About the Company
Audio Kino — Hungarian Audio Brand (1950s)
Brand: Audio Kino
Manufacturer: Audio Kino és Hangtechnikai Vállalat (Audio Kino and Sound Technology Company)
Country: Hungary
Years in Business: Approximately 1950 – 1959
Product Focus: Consumer audio equipment (turntables, radios, microphones, speakers, and a small number of tape recorder products)
Unlike many mainstream reel-to-reel brands, Audio Kino was not primarily a dedicated reel-to-reel tape deck manufacturer (i.e., it did not produce a full line of open-reel tape recorders on its own). Instead, it was a mid-20th-century Hungarian audio maker that experimented with tape recorders and adapters within a broader product range.
Company Background
Founded: About 1950 by Nagy Andor, Vörös Rezső, and Pulvári Károly in Budapest, Hungary.
Industry: Consumer audio and sound technology.
Products: Turntables, radios, microphones, speakers, and a small number of tape recorder products.
End of Era: Around 1959, the company ceased operations or was subsumed into state structures typical of Central and Eastern Europe in that period.
Audio Kino’s primary relevance today lies in its early participation in magnetic audio — but its presence in the reel-to-reel market was very modest relative to other mid-century brands.
Reel-to-Reel Tape Product(s)
Audio Kino AM-155 Tape Recorder Adapter
Role: Not a full reel-to-reel tape deck, but an adapter unit designed to allow tape recording/playback using a turntable’s motor as the drive system.
Category: Tape recorder adapter, not a standalone reel deck.
Electronics: Vacuum-tube circuitry.
Tape Format: Full-track mono (½ track) on 7″ reels.
Speed: 7½ ips (19 cm/s).
General Specs: Mono record/playback with a permalloy head; wide frequency-response limitations and modest sound-quality ratings typical of early consumer tube machines.
Era: Circa 1954–1956.
This kind of turntable-driven adapter was sold by a handful of companies in the early 1950s before purpose-built reel-to-reel machines became more common.

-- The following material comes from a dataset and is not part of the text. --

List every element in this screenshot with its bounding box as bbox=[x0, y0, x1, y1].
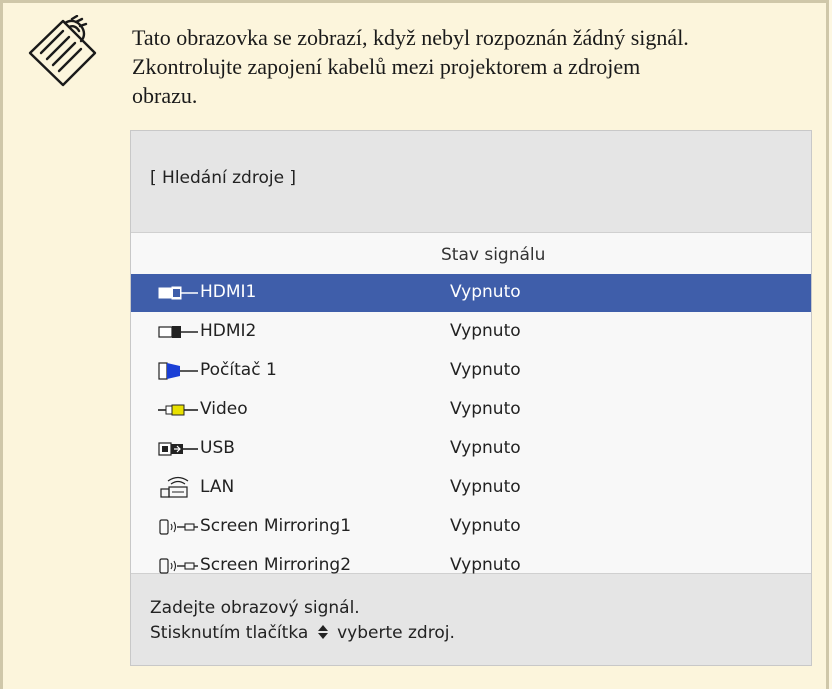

The design allowed users to repurpose the spindle speed of a record player to run tape transport, but such adapters were mechanically and acoustically inferior to dedicated tape decks.
Production Context and Market Position
Limited Tape Deck Production
Audio Kino did not develop a broad reel-to-reel tape deck lineup like brands such as Akai, Philips, Telefunken, or TEAC.
The AM-155 is essentially an adapter for early magnetic tape experiments rather than a self-contained high-fidelity tape recorder.
No other dedicated open-reel tape recorder models are reliably documented under the Audio Kino name in consumer or collector registries.
Hungarian and Eastern European Market
During the 1950s, Hungary and much of Eastern Europe were emerging into consumer electronics production with small domestic firms producing radios, turntables, and basic audio gear.
Magnetic tape technology was still new and relatively expensive, so adapters and hybrid units were among the earliest approaches before fully integrated tape decks became common.
Nationalisation
Audio Kino appears to have been nationalized or reorganized by the Hungarian state toward the end of its period of activity, a fate shared by many private firms in Eastern Europe in that era.
Legacy
Audio Kino’s reel-to-reel footprint is very limited — essentially a single adapter product rather than a dedicated reel-to-reel brand line.
Its historical significance is primarily regional: as part of Hungary’s early post-war consumer audio industry rather than a major global tape recorder maker.
The AM-155 adapter remains interesting to collectors mainly for its unusual design and as a curiosity from the early tape era.